Dans cette même dynamique, et dans le cadre de la lutte contre le paludisme, le ministère de la Santé a distribué 14 millions de moustiquaires imprégnées à longue durée d’action (MILDA) en 2022.
Un détour chez les tradipraticiens
Certains citoyens préfèrent s’orienter vers les tradipraticiens pour s’approvisionner en feuilles et en racines des plantes pour se prémunir du paludisme. Au marché de Tolse Yaar de Kalgondin, sous un hangar où sont exposées sur une table des feuilles et des racines, Boukare Piga explique l’efficacité de ses produits dans la prévention du paludisme.
«C’est mon travail et quand quelqu’un vient pour demander des racines d’arbres ou des plantes et des feuilles pour prévenir le paludisme, je sais ce qu’il faut lui donner», déclare-t-il. Mais il déplore le fait que certains clients ne respectent pas «la posologie». Or, dit-il, il faut la respecter pour que le traitement soit efficace.
Selon Alizèta Sandaogo, il existe des plantes pour prévenir le paludisme. A l’entendre, il suffit, par exemple, de les faire bouillir et d’en prendre un verre le matin et le soir trois fois dans la semaine.

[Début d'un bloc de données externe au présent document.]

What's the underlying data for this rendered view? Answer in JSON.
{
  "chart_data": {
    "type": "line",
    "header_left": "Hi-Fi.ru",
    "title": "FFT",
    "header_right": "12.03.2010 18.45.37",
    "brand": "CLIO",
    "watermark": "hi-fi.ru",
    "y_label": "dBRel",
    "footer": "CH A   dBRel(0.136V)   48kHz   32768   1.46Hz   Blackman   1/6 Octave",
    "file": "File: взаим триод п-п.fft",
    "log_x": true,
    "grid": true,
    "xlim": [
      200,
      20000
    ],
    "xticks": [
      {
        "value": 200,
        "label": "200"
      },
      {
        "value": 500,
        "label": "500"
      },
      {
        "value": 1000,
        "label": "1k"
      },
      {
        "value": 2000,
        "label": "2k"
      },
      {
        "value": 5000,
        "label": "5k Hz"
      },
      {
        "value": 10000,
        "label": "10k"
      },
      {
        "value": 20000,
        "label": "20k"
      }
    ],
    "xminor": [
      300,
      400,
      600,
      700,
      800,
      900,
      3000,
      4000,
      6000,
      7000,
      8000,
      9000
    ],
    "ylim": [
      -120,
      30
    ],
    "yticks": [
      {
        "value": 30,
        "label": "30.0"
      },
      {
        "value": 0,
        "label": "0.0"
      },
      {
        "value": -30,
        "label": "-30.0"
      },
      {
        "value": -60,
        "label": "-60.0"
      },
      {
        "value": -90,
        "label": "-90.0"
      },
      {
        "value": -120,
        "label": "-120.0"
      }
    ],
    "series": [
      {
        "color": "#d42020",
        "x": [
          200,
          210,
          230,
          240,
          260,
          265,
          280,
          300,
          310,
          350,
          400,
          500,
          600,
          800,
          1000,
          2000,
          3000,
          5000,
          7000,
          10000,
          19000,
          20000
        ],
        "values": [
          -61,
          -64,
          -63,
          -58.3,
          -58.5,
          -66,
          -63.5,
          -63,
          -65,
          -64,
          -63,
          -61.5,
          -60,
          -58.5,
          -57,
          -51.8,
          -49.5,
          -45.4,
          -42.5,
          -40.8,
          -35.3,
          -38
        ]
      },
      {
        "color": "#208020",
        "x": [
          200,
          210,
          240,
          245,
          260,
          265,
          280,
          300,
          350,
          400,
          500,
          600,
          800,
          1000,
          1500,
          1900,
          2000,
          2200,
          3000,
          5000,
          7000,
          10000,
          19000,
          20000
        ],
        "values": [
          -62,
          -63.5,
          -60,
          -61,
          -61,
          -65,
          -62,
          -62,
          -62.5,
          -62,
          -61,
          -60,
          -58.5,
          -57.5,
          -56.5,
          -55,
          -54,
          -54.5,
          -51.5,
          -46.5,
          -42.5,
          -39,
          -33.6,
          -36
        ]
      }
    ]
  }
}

Sur sa table de vente se trouvent des variétés de plantes et d’écorces pour prévenir le paludisme mais il faut surtout «respecter leur mode d’emploi», conseille-t-elle
Boukare Pîga et Alizèta Sandaogo rappellent que l’utilisation des plantes dans la prévention du paludisme ne va pas à l’encontre des prescriptions médicales.
« Le but poursuivi par nous tous, c’est de lutter contre le paludisme et de contribuer à la bonne santé de la population», précisent-ils.

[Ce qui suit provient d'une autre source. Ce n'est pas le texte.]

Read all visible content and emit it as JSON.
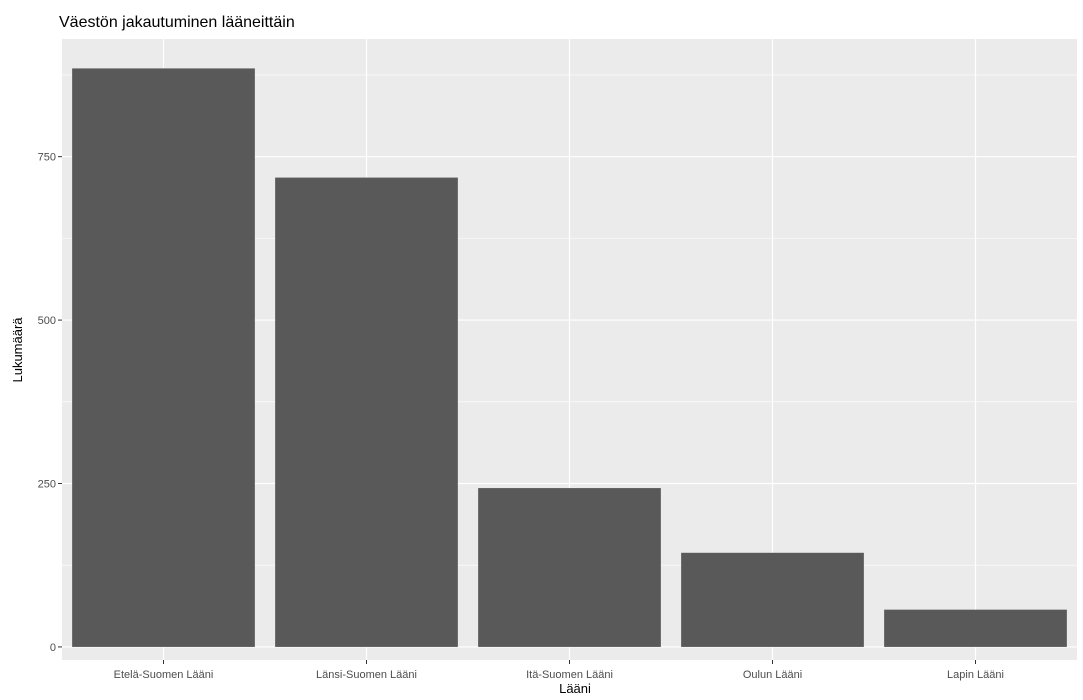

Le respect des conseils passe mal dans certains quartiers
Selon l’agent de santé d’un des centres, beaucoup de parents qui sont dans les zones de Ouaga 2000 (un quartier huppé de Ouagadougou) sont ceux qui viennent avec leurs enfants pour les campagnes de prévention.

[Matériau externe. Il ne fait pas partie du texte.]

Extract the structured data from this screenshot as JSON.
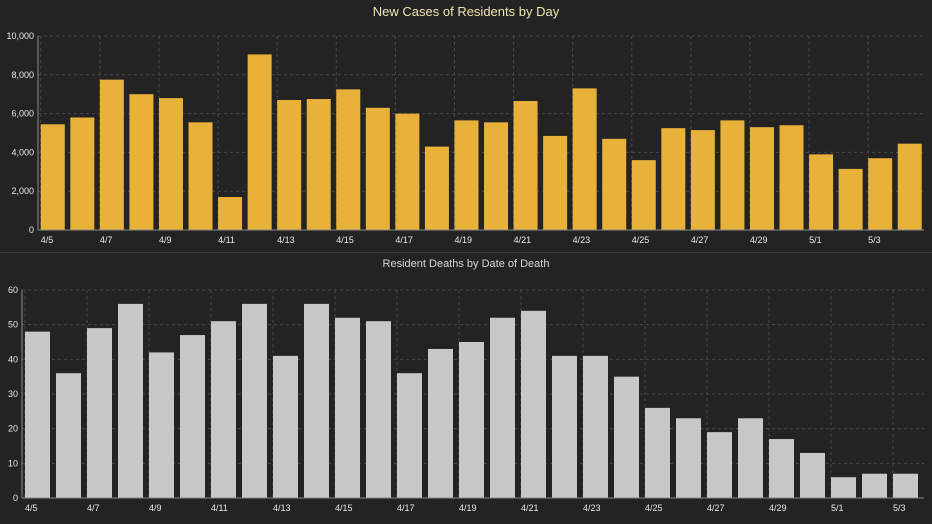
{
  "charts": {
    "cases": {
      "title": "New Cases of Residents by Day",
      "bar_color": "#e8b13a"
    },
    "deaths": {
      "title": "Resident Deaths by Date of Death",
      "bar_color": "#c8c8c8"
    }
  },
  "chart_data": [
    {
      "type": "bar",
      "title": "New Cases of Residents by Day",
      "categories": [
        "4/5",
        "4/6",
        "4/7",
        "4/8",
        "4/9",
        "4/10",
        "4/11",
        "4/12",
        "4/13",
        "4/14",
        "4/15",
        "4/16",
        "4/17",
        "4/18",
        "4/19",
        "4/20",
        "4/21",
        "4/22",
        "4/23",
        "4/24",
        "4/25",
        "4/26",
        "4/27",
        "4/28",
        "4/29",
        "4/30",
        "5/1",
        "5/2",
        "5/3",
        "5/4"
      ],
      "values": [
        5450,
        5800,
        7750,
        7000,
        6800,
        5550,
        1700,
        9050,
        6700,
        6750,
        7250,
        6300,
        6000,
        4300,
        5650,
        5550,
        6650,
        4850,
        7300,
        4700,
        3600,
        5250,
        5150,
        5650,
        5300,
        5400,
        3900,
        3150,
        3700,
        4450
      ],
      "x_tick_labels": [
        "4/5",
        "4/7",
        "4/9",
        "4/11",
        "4/13",
        "4/15",
        "4/17",
        "4/19",
        "4/21",
        "4/23",
        "4/25",
        "4/27",
        "4/29",
        "5/1",
        "5/3"
      ],
      "y_ticks": [
        "0",
        "2,000",
        "4,000",
        "6,000",
        "8,000",
        "10,000"
      ],
      "xlabel": "",
      "ylabel": "",
      "ylim": [
        0,
        10000
      ],
      "grid": true
    },
    {
      "type": "bar",
      "title": "Resident Deaths by Date of Death",
      "categories": [
        "4/5",
        "4/6",
        "4/7",
        "4/8",
        "4/9",
        "4/10",
        "4/11",
        "4/12",
        "4/13",
        "4/14",
        "4/15",
        "4/16",
        "4/17",
        "4/18",
        "4/19",
        "4/20",
        "4/21",
        "4/22",
        "4/23",
        "4/24",
        "4/25",
        "4/26",
        "4/27",
        "4/28",
        "4/29",
        "4/30",
        "5/1",
        "5/2",
        "5/3"
      ],
      "values": [
        48,
        36,
        49,
        56,
        42,
        47,
        51,
        56,
        41,
        56,
        52,
        51,
        36,
        43,
        45,
        52,
        54,
        41,
        41,
        35,
        26,
        23,
        19,
        23,
        17,
        13,
        6,
        7,
        7
      ],
      "x_tick_labels": [
        "4/5",
        "4/7",
        "4/9",
        "4/11",
        "4/13",
        "4/15",
        "4/17",
        "4/19",
        "4/21",
        "4/23",
        "4/25",
        "4/27",
        "4/29",
        "5/1",
        "5/3"
      ],
      "y_ticks": [
        "0",
        "10",
        "20",
        "30",
        "40",
        "50",
        "60"
      ],
      "xlabel": "",
      "ylabel": "",
      "ylim": [
        0,
        60
      ],
      "grid": true
    }
  ]
}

Par contre, « ce sont ceux des quartiers difficiles avec les eaux stagnantes qui refusent de venir avec leurs enfants pour ces mêmes campagnes préventives de lutte contre le paludisme », fait-il savoir.
De plus, il est conseillé à la population de dormir sous moustiquaires mais beaucoup ne prennent pas ce conseil au sérieux. Très peu de personnes le font et elles sont épargnées du paludisme.
Les conseils donnés sont pris en compte par ceux qui le veulent. « Nous ne sommes pas avec eux. Nous leur demandons de porter des habits qui couvrent le corps la nuit, d’utiliser les pommades anti moustiques.
Il y a des gens qui prennent en compte nos conseils mais d’autres les négligent», ajoute l’agent de santé.
Des agents même vont de porte en porte, dans les ménages, précise-t-elle, pour montrer la façon dont il faut attacher les moustiquaires et la manière de détruire les gîtes larvaires. «Mais là aussi, dit-elle avec désolation, certains n’y adhèrent pas aussi.»
Face à ces poches de résistance, les agents de santé disent que la campagne de chimio- prévention du paludisme saisonnier reste la meilleure méthode. Grâce à cette campagne, les enfants ont été épargnés par la maladie, selon les agents de santé. Mais certains parents ont du mal à écouter et à suivre les recommandations.
Il est demandé aux uns et aux autres, selon les agents de la santé, de faire dormir les enfants sous moustiquaires imprégnées toutes les nuits, tous les jours durant toute l’année. Couvrir les jarres ou barriques et renouveler l’eau assez régulièrement afin que les moustiques ne se reproduisent pas à l’intérieur font aussi partie des habitudes à adopter.
Il faut également boucher les trous et crevasses pour éviter la stagnation des eaux de pluie et éliminer les objets pouvant contenir lesdites eaux. Il faut utiliser aussi des pommades anti moustiques et surtout détruire les gîtes larvaires.